I think the L100s dated to the late 70s/early 80s. I can't find it's big brother, the L200 online anywhere either.
The L100 was a multi-rack system stuffed full of cards (I think 4 racks wide) with dark blue panels that could be removed to access the innards. There was a terminal output and a shelf where the fixture for board test sat. I seem to remember the ones we had talking to a VAX somewhere else in the building.
They were cool but ancient devices when I was working with them in the 90s. I suspect they're all gone by now.
Last thing we got before Lucent went to shit was a Teradyne Z system (Z99? can't remember) - just remember the thing was very unergonomic, you leaned across a big top plate to place the board in the test fixture, and it sat directly on the floor.
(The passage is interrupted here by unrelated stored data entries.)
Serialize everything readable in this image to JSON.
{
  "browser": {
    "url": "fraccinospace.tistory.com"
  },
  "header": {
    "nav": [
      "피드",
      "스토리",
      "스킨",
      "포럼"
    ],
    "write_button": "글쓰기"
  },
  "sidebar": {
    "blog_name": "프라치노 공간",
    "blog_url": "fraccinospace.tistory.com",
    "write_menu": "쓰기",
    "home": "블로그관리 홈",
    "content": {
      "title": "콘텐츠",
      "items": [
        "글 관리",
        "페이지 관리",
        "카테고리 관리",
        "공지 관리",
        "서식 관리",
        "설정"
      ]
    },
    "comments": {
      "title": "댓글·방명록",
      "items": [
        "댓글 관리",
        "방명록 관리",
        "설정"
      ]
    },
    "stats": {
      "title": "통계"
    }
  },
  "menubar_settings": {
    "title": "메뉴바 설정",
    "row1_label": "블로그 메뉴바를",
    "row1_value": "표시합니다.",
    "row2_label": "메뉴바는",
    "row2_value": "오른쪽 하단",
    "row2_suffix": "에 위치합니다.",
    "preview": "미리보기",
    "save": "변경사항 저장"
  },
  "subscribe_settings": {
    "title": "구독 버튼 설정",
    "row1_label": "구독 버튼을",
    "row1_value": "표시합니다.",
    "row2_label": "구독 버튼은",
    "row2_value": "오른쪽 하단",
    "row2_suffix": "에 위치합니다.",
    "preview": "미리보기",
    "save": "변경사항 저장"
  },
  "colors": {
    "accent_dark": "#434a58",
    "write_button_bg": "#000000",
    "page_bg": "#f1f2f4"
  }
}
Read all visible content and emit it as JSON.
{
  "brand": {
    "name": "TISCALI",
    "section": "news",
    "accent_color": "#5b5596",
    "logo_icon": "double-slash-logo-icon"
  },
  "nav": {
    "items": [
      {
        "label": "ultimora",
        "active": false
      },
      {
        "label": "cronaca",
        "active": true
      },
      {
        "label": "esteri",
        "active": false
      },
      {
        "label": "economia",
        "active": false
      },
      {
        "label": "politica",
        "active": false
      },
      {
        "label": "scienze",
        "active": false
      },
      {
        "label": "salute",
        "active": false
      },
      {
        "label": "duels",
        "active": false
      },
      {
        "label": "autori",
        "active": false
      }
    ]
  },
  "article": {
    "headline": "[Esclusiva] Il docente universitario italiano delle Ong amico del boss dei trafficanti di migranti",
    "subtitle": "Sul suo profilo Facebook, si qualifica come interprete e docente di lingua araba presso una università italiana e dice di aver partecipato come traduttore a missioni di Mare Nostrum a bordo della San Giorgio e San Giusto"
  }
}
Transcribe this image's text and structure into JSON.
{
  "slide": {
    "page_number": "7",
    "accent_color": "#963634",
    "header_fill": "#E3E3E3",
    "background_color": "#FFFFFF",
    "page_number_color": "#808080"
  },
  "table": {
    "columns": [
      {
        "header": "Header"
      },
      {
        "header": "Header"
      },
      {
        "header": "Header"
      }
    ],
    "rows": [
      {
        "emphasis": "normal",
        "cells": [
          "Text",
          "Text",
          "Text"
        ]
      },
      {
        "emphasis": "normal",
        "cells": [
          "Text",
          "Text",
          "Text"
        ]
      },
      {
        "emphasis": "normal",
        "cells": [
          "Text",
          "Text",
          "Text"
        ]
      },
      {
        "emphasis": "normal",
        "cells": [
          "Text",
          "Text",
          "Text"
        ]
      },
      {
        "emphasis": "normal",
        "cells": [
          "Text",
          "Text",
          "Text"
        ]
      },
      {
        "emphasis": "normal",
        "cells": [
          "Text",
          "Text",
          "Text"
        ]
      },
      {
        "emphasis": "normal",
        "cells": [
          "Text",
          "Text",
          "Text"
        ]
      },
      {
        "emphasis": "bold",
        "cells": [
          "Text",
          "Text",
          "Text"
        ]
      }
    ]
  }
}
At least the HP3070s leaned tilted so you could drop the board on them.
Lucent pillaged a few of our engineers and opened a site in S. Portland Maine in the late 80s, early 90s, it became Agere around 2002.
If we had an awkward test head like that, we would have designed and built a stand to allow it to easily mate to our handlers (IC Test, not board test). It was great having an in-house machine shop!
Ah, Agere. The old joke was "What's that noise? Just a company changing Agere without a clutch..." The much vaunted Western Electric semiconductor division vanished with barely a whimper into Agere, which got bought by...someone. Can't remember now.
We had a shop that could have done the work, but I think by the time the Z system showed up, it was well understood that Switching and Network Systems wasn't long for this world.